Given that the health situation in certain third countries remains critical, the Commission does not propose a general lifting of the travel restriction at this stage. The restriction should be lifted for countries selected together by Member States, based on a set of principles and objective criteria including the health situation, the ability to apply containment measures during travel, and reciprocity considerations, taking into account data from relevant sources such as ECDC and WHO.
For countries towards which the restriction remains in place, the Commission proposes to enlarge the categories of permitted travellers to include, for instance, international students. The Commission is also issuing guidance to Member States to ensure that the resumption of visa operations abroad is well coordinated with the gradual lifting of the travel restrictions.

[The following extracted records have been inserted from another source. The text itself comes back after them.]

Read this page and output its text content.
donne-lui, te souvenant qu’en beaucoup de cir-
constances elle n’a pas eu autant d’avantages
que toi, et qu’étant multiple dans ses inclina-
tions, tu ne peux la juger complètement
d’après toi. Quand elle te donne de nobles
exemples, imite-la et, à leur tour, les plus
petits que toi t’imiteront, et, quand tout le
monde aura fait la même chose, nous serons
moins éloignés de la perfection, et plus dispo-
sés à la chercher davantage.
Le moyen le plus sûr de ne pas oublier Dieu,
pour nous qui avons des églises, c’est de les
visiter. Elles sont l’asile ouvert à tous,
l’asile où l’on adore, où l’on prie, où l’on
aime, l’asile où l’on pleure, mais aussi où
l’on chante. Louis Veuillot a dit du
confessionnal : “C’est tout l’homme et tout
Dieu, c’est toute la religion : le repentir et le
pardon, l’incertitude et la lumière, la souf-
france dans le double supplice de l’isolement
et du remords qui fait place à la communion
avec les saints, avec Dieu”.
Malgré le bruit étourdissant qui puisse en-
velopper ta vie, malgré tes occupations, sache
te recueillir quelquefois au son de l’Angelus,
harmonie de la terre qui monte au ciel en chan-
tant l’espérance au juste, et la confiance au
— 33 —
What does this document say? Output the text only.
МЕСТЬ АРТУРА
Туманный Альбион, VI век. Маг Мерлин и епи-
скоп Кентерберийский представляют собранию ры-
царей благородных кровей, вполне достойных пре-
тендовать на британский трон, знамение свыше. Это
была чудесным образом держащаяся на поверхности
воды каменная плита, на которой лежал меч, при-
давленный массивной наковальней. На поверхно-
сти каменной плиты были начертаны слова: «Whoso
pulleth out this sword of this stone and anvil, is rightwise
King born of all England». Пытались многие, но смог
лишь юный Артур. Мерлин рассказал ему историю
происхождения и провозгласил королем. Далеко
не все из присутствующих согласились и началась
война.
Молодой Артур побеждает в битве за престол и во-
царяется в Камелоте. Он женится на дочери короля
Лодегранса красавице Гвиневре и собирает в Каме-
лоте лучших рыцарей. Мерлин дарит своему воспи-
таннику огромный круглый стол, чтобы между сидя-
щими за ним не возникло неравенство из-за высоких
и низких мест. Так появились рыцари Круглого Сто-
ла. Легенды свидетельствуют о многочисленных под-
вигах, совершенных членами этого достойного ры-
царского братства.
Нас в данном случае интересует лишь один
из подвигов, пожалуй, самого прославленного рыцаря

Commissioner for Home Affairs, Ylva Johansson,said: “Following the lifting of all internal border checks inside the Union, we are proposing a clear and flexible approach towards removing restrictions on travel to the EU starting on 1 July. International travel is key for tourism and business, and for family and friends reconnecting. While we will all have to remain careful, the time has come to make concrete preparations for lifting restrictions with countries whose health situation is similar to the EU’s and for resuming visa operations.”
The Commission is also recommending for travel restrictions for Albania, Bosnia and Herzegovina, Kosovo, Montenegro, North Macedonia and Serbia to be lifted as of 1 July, given that their epidemiological situation is similar or better than that of the EU. This also follows on the Commission’s readiness to closely associate the Western Balkans region with the implementation of the roadmap towards lifting containment measures.
Where the travel restrictions continue to apply, Member States should ensure that those travelling to study are exempted, together with highly skilled non-EU workers if their employment is necessary from an economic perspective and the work cannot be postponed or performed abroad. EU citizens and citizens of Schengen Associated States and non-EU nationals legally residing in the EU, as well as their family members, should also be exempt from the travel restriction regardless of whether or not they are returning home, as was the case until now.